Optimized for resource-constrained devices:

```rust
use hope_agents::AgentConfig;

let config = AgentConfig::iot_mode();
let agent = SimpleAgent::with_config("iot_agent", config);

// Features:
// - Limited memory (128KB)
// - Disabled learning
// - Reduced buffer sizes
```

### Custom Configuration

```rust
use hope_agents::{HopeConfig, LearningConfig, PredictiveConfig, LearningAlgorithm};

let config = HopeConfig {
    learning: LearningConfig {
        learning_rate: 0.1,
        discount_factor: 0.95,
        algorithm: LearningAlgorithm::QLearning,
        epsilon: 0.2,
        ..Default::default()
    },
    predictive: PredictiveConfig {
        history_size: 500,
        ..Default::default()
    },
    anomaly_sensitivity: 0.8,
    auto_decompose_goals: true,
    ..Default::default()
};

let agent = HopeAgent::new(config);
```

## Performance

HOPE Agents is designed for high performance:

- **1000+ steps/second** on modern hardware
- **Efficient memory usage** with configurable limits
- **Incremental learning** with no batch processing required
- **Lock-free coordination** for multi-agent scenarios

### Benchmarks

Run benchmarks with:

```bash
cargo bench
```

## Testing

Comprehensive test suite with 133 tests covering:

- Unit tests for all components
- Integration tests for complete workflows
- Multi-agent coordination scenarios
- Persistence roundtrip tests
- Performance tests

Run tests:

```bash
# All tests
cargo test

# Specific module
cargo test coordination
cargo test persistence

# Integration tests
cargo test --test integration_test

# With output
cargo test -- --nocapture
```

## Examples

See the `tests/integration_test.rs` file for comprehensive examples demonstrating:

- Simple agent workflows
- Learning cycles with multiple episodes
- Multi-agent coordination
- Consensus mechanisms
- State persistence and checkpointing
- Anomaly detection
- Operation mode switching

## API Documentation

Full API documentation is available at [docs.rs/hope_agents](https://docs.rs/hope_agents).

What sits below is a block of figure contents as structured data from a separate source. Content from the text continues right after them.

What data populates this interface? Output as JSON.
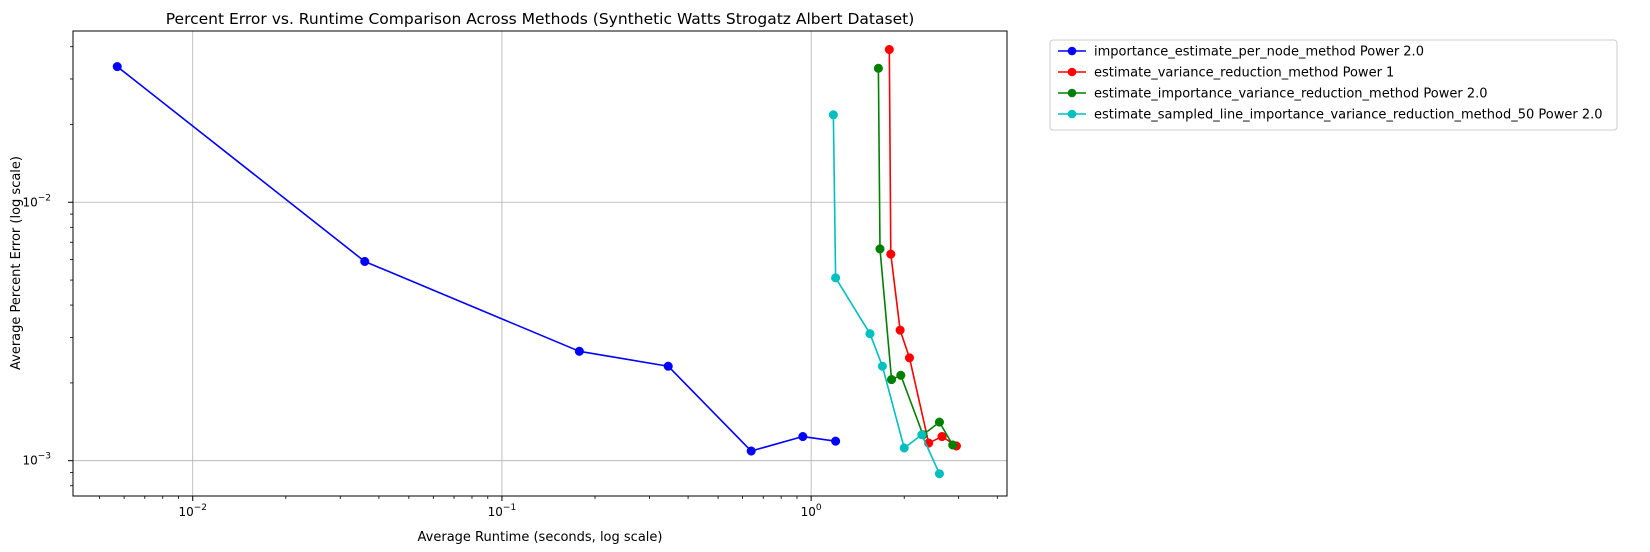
{
  "chart_data": {
    "type": "line",
    "title": "Percent Error vs. Runtime Comparison Across Methods (Synthetic Watts Strogatz Albert Dataset)",
    "xlabel": "Average Runtime (seconds, log scale)",
    "ylabel": "Average Percent Error (log scale)",
    "xscale": "log",
    "yscale": "log",
    "xlim": [
      0.0041,
      4.3
    ],
    "ylim": [
      0.00073,
      0.046
    ],
    "x_ticks": [
      {
        "value": 0.01,
        "base": "10",
        "exp": "−2"
      },
      {
        "value": 0.1,
        "base": "10",
        "exp": "−1"
      },
      {
        "value": 1,
        "base": "10",
        "exp": "0"
      }
    ],
    "y_ticks": [
      {
        "value": 0.001,
        "base": "10",
        "exp": "−3"
      },
      {
        "value": 0.01,
        "base": "10",
        "exp": "−2"
      }
    ],
    "grid": true,
    "marker": "circle",
    "legend_position": "outside-top-right",
    "series": [
      {
        "name": "importance_estimate_per_node_method Power 2.0",
        "color": "#0000ff",
        "x": [
          0.0057,
          0.036,
          0.178,
          0.345,
          0.64,
          0.94,
          1.2
        ],
        "y": [
          0.0335,
          0.0059,
          0.00265,
          0.00232,
          0.00109,
          0.00124,
          0.00119
        ]
      },
      {
        "name": "estimate_variance_reduction_method Power 1",
        "color": "#ff0000",
        "x": [
          1.79,
          1.81,
          1.94,
          2.08,
          2.4,
          2.65,
          2.95
        ],
        "y": [
          0.039,
          0.0063,
          0.0032,
          0.0025,
          0.00117,
          0.00124,
          0.00114
        ]
      },
      {
        "name": "estimate_importance_variance_reduction_method Power 2.0",
        "color": "#008000",
        "x": [
          1.65,
          1.67,
          1.82,
          1.95,
          2.3,
          2.6,
          2.87
        ],
        "y": [
          0.033,
          0.0066,
          0.00206,
          0.00214,
          0.00126,
          0.00141,
          0.00115
        ]
      },
      {
        "name": "estimate_sampled_line_importance_variance_reduction_method_50 Power 2.0",
        "color": "#00bfbf",
        "x": [
          1.18,
          1.2,
          1.55,
          1.7,
          2.0,
          2.28,
          2.6
        ],
        "y": [
          0.0218,
          0.0051,
          0.0031,
          0.00232,
          0.00112,
          0.00126,
          0.00089
        ]
      }
    ]
  }
}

Generate local documentation:

```bash
cargo doc --open
```

## Integration with AIngle

HOPE Agents integrates seamlessly with the AIngle network:

```rust
// Observe network events
let obs = Observation::network_event("node_joined", node_id);

// Execute actions on the network
let action = Action::send_message("Hello, network!");

// Store data in AIngle
let action = Action::store_data(serde_json::to_string(&data).unwrap());
```

## Roadmap

Future enhancements (beyond 100%):

- [ ] Deep Q-Networks (DQN) support
- [ ] Policy gradient methods (PPO, A3C)
- [ ] Multi-objective optimization
- [ ] Distributed training
- [ ] Web assembly support
- [ ] Python bindings

## Contributing

Contributions are welcome! Please see CONTRIBUTING.md for guidelines.

## License

Licensed under the Apache License, Version 2.0. See LICENSE for details.

## Citation

If you use HOPE Agents in your research, please cite:

```bibtex
@software{hope_agents,
  title = {HOPE Agents: Hierarchical Optimizing Policy Engine},
  author = {Apilium Technologies},
  year = {2025},
  url = {https://github.com/ApiliumCode/aingle}
}
```

## Support

- Documentation: https://docs.rs/hope_agents
- Issues: https://github.com/ApiliumCode/aingle/issues

---

**Status**: ✅ **100% Complete**

All core features implemented, tested, and documented.